Tuesday, August 27, 2013

Analysts Keep an Eye on Real Estate Market as Housing Prices Rise

Home prices are going up, but don’t call it a bubble just yet. Data from Thursday showed that home prices advanced 7.7 percent in the past year (through June) as fence-sitting homebuyers move to buy before prices continue to rise. A recent rise in mortgage rates is also spurring buyers to lock in rates before they climb further.

“When you start to see interest rates rise, people are going to want to jump in,” remarked Beth Ann Bovino, deputy chief economist at Standard & Poor’s. “All those people on the fence come back into the market. But that’s a good thing.”

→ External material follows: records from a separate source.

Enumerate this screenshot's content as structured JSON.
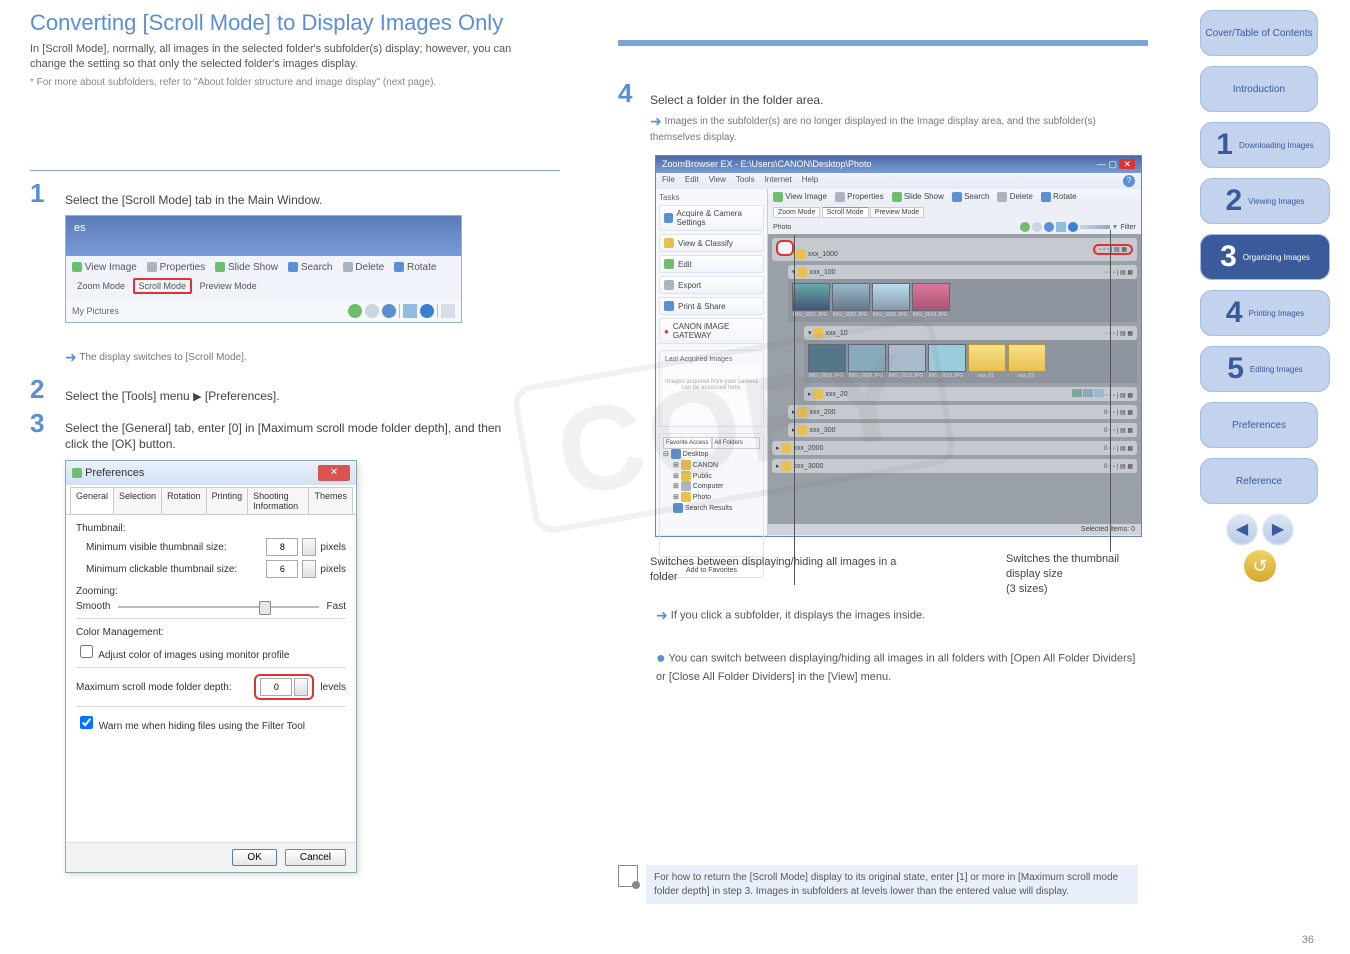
{
  "nav": {
    "cover": "Cover/Table of Contents",
    "intro": "Introduction",
    "tab1_label": "Downloading Images",
    "tab2_label": "Viewing Images",
    "tab3_label": "Organizing Images",
    "tab4_label": "Printing Images",
    "tab5_label": "Editing Images",
    "pref_label": "Preferences",
    "ref_label": "Reference"
  },
  "page_number": "36",
  "header": {
    "title": "Converting [Scroll Mode] to Display Images Only",
    "body": "In [Scroll Mode], normally, all images in the selected folder's subfolder(s) display; however, you can change the setting so that only the selected folder's images display.",
    "note": "* For more about subfolders, refer to \"About folder structure and image display\" (next page)."
  },
  "steps": {
    "s1": {
      "num": "1",
      "text": "Select the [Scroll Mode] tab in the Main Window.",
      "after": "The display switches to [Scroll Mode]."
    },
    "s2": {
      "num": "2",
      "text_a": "Select the [Tools] menu ",
      "text_b": " [Preferences]."
    },
    "s3": {
      "num": "3",
      "body": "Select the [General] tab, enter [0] in [Maximum scroll mode folder depth], and then click the [OK] button."
    },
    "s4": {
      "num": "4",
      "text": "Select a folder in the folder area.",
      "after": "Images in the subfolder(s) are no longer displayed in the Image display area, and the subfolder(s) themselves display."
    }
  },
  "shot1": {
    "titlebar": "es",
    "btns": [
      "View Image",
      "Properties",
      "Slide Show",
      "Search",
      "Delete",
      "Rotate"
    ],
    "modes": [
      "Zoom Mode",
      "Scroll Mode",
      "Preview Mode"
    ],
    "path": "My Pictures"
  },
  "pref": {
    "title": "Preferences",
    "tabs": [
      "General",
      "Selection",
      "Rotation",
      "Printing",
      "Shooting Information",
      "Themes"
    ],
    "thumb_section": "Thumbnail:",
    "min_visible": "Minimum visible thumbnail size:",
    "min_click": "Minimum clickable thumbnail size:",
    "min_visible_val": "8",
    "min_click_val": "6",
    "px": "pixels",
    "zoom_section": "Zooming:",
    "smooth": "Smooth",
    "fast": "Fast",
    "cm_section": "Color Management:",
    "cm_check": "Adjust color of images using monitor profile",
    "depth_label": "Maximum scroll mode folder depth:",
    "depth_val": "0",
    "levels": "levels",
    "warn": "Warn me when hiding files using the Filter Tool",
    "ok": "OK",
    "cancel": "Cancel"
  },
  "app": {
    "title": "ZoomBrowser EX - E:\\Users\\CANON\\Desktop\\Photo",
    "menu": [
      "File",
      "Edit",
      "View",
      "Tools",
      "Internet",
      "Help"
    ],
    "side_tasks": "Tasks",
    "side_btns": [
      "Acquire & Camera Settings",
      "View & Classify",
      "Edit",
      "Export",
      "Print & Share",
      "CANON iMAGE GATEWAY"
    ],
    "lastacq": "Last Acquired Images",
    "lastacq_body": "Images acquired from your camera can be accessed here.",
    "favacc": "Favorite Access",
    "allfolders": "All Folders",
    "tree": [
      "Desktop",
      "CANON",
      "Public",
      "Computer",
      "Photo",
      "Search Results"
    ],
    "addfav": "Add to Favorites",
    "tb2": [
      "View Image",
      "Properties",
      "Slide Show",
      "Search",
      "Delete",
      "Rotate"
    ],
    "modes": [
      "Zoom Mode",
      "Scroll Mode",
      "Preview Mode"
    ],
    "photo_label": "Photo",
    "filter": "Filter",
    "groups": [
      {
        "name": "xxx_1000",
        "thumbs": []
      },
      {
        "name": "xxx_100",
        "thumbs": [
          "IMG_0001.JPG",
          "IMG_0002.JPG",
          "IMG_0005.JPG",
          "IMG_0018.JPG"
        ]
      },
      {
        "name": "xxx_10",
        "thumbs": [
          "IMG_0008.JPG",
          "IMG_0009.JPG",
          "IMG_0012.JPG",
          "IMG_0013.JPG",
          "xxx_01",
          "xxx_02"
        ]
      },
      {
        "name": "xxx_20",
        "thumbs": [
          "t",
          "t",
          "t"
        ]
      },
      {
        "name": "xxx_200",
        "thumbs": []
      },
      {
        "name": "xxx_300",
        "thumbs": []
      },
      {
        "name": "xxx_2000",
        "thumbs": []
      },
      {
        "name": "xxx_3000",
        "thumbs": []
      }
    ],
    "status": "Selected Items: 0"
  },
  "callouts": {
    "c1": "Switches between displaying/hiding all images in a folder",
    "c2_a": "Switches the thumbnail display size",
    "c2_b": "(3 sizes)",
    "arrow_note": "If you click a subfolder, it displays the images inside.",
    "bullet_note": "You can switch between displaying/hiding all images in all folders with [Open All Folder Dividers] or [Close All Folder Dividers] in the [View] menu."
  },
  "footnote": "For how to return the [Scroll Mode] display to its original state, enter [1] or more in [Maximum scroll mode folder depth] in step 3. Images in subfolders at levels lower than the entered value will display.",
  "watermark": "COPY"
}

This data echoes other reports of healthy gains in home sales and prices. The National Association of Realtors remarked last Wednesday that the median price of previously owned homes jumped 13.7 percent in the past year to $213,500.

The surge in home prices may have some homebuyers wondering if the market has gotten ahead of itself, although housing prices in most parts of the country appear to have plenty of room to move higher if the wider economic recovery remains intact.

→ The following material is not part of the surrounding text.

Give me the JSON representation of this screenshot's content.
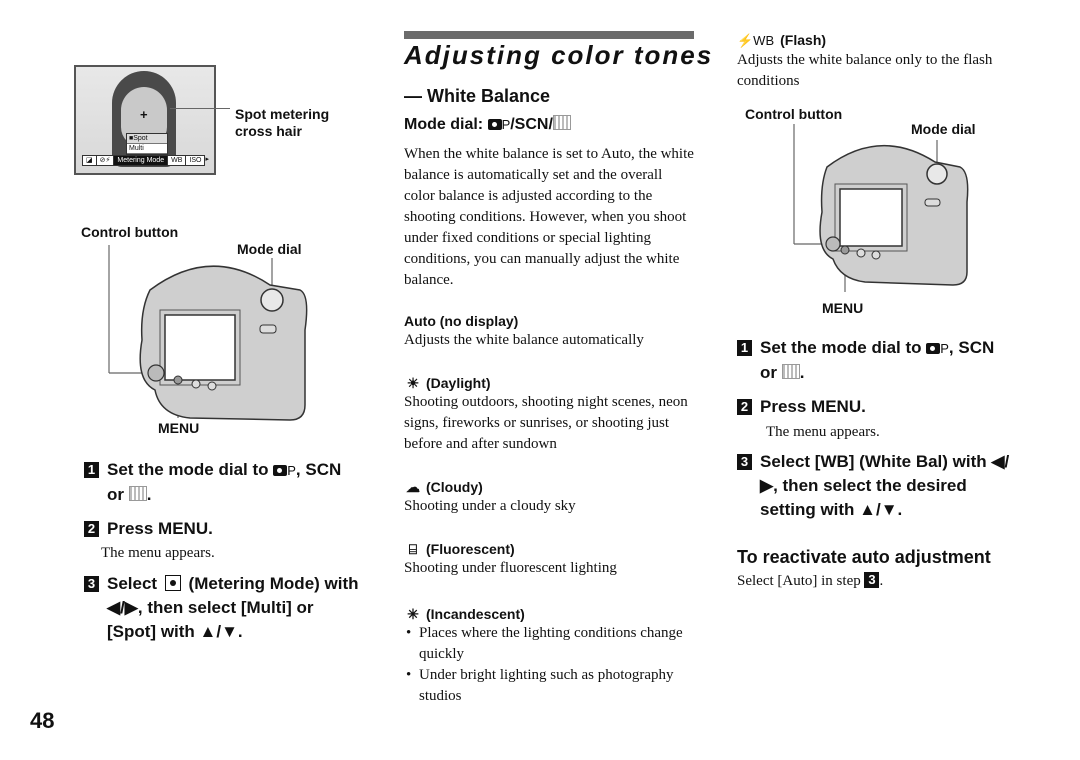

West coast housing markets have seen the biggest gains. The Federal Housing Finance Agency report showed prices in June were 17 percent higher than a year earlier in the Pacific area (which includes California and Washington). House prices jumped 11 percent in the Mountain region, (Nevada and Arizona). The Middle Atlantic region (New York, New Jersey and Pennsylvania) had the smallest increase at only 2.5 percent.

Sales of previously owned homes, a much larger share of the overall market, picked up by 6.5 percent last month to the fastest pace since November 2009, according to the Realtors report. However, the inventory of homes for sale remains tight — just 5.1 months’ worth at the current sales pace. This has helped sellers and homebuilders boost their asking prices, as the tight supply is expected to continue to support prices.

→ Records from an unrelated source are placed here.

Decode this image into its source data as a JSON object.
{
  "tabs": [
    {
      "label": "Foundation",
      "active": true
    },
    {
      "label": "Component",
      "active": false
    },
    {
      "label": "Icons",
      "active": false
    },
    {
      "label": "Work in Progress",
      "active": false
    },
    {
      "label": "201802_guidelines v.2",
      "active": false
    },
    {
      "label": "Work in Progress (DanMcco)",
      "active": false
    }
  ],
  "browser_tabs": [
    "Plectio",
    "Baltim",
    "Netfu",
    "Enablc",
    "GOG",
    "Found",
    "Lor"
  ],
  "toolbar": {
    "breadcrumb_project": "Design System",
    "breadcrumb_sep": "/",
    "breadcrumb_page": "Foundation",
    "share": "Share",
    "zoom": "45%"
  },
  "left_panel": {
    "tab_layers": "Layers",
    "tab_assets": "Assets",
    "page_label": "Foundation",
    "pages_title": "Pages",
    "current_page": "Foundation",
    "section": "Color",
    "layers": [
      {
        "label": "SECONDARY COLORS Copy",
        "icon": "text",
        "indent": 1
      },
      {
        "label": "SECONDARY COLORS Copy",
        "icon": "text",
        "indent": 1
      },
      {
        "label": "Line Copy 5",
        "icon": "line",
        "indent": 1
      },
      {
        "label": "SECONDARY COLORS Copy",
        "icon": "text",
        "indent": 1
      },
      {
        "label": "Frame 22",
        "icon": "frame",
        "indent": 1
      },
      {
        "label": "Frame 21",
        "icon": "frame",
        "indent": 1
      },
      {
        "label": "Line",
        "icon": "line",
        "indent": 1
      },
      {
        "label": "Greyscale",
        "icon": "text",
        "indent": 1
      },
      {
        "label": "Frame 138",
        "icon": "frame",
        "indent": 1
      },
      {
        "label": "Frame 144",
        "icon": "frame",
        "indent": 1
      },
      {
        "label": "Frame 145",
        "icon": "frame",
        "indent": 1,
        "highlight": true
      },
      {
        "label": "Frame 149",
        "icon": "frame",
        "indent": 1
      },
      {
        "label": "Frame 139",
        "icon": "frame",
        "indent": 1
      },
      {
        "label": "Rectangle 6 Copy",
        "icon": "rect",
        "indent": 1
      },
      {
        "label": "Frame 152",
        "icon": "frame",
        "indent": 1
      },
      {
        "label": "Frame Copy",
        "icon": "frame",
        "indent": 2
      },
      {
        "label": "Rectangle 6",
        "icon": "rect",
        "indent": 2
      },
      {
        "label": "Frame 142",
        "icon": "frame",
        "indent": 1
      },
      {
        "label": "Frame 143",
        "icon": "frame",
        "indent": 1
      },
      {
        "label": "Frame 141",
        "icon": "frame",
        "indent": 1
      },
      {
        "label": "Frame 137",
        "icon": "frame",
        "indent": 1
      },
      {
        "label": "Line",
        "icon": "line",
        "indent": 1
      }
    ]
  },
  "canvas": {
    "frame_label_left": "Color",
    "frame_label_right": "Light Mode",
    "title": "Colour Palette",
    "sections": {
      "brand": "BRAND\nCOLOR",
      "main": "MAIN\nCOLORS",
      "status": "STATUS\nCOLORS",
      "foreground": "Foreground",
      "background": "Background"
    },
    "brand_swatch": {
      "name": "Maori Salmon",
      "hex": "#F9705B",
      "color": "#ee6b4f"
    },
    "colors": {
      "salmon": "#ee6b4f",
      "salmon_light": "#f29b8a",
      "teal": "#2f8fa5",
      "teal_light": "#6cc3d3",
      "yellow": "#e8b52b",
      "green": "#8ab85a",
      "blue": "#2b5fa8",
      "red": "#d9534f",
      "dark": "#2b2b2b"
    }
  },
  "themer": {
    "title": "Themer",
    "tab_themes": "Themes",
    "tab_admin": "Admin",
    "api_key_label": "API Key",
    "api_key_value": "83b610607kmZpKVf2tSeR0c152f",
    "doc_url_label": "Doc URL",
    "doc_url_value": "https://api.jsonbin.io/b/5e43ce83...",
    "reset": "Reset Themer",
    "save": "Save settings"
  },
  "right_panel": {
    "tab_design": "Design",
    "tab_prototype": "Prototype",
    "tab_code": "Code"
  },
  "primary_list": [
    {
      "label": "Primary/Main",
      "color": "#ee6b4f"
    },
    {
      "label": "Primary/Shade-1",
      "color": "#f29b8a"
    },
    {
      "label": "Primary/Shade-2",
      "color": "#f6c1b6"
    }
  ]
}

“We have a number of locations where the next home sold may take as much as one year to deliver, because our backlogs are so big at individual communities,” said Douglas Yearly, CEO of luxury home builder Toll Brothers. “That’s when we raise prices.”

However, there are early signs that rises in prices and borrowing costs may be cooling demand: mortgage applications for home purchases and refinancing dropped for a second-straight week as rates rose, according to the Mortgage Bankers Association. Demand fell 4.6 percent in mid-August as the rate on a 30-year fixed mortgage rose to 4.68 percent, matching this year’s high mark. Rates have been rising since May, when the Federal Reserved hinted that it may begin tapering off its $85 billion in monthly bond purchases. That easy-money policy has been a critical stimulus in reviving the housing market from its collapse in 2007.

Yet, some industry experts believe that prices haven’t yet reached a point where they will cool demand, according to Capital Economics housing economist Paul Diggle, who prepared the report. “The most reliable measures still suggests that housing is undervalued,” he said.

Even if rising prices and rates don’t scare away potential homebuyers, the continued housing recovery will depend on the availability of credit, which tightened considerably after the wave of rogue lending that fueled the mid-2000s housing bubble.

Lenders are more careful than they were in 2007, but there are signs they’ve begun to ease their credit standards as they compete for borrowers, who, these days, are better able to take on a new mortgage payment. That will help the housing market better weather the ongoing rise in interest rates, according to S&P’s Bovino.

“We’ve had four years of cleaning up our balance sheets, getting our fiscal homes in order,” she said. “I think we do have the capabilities to cushion that blow (from higher rates).”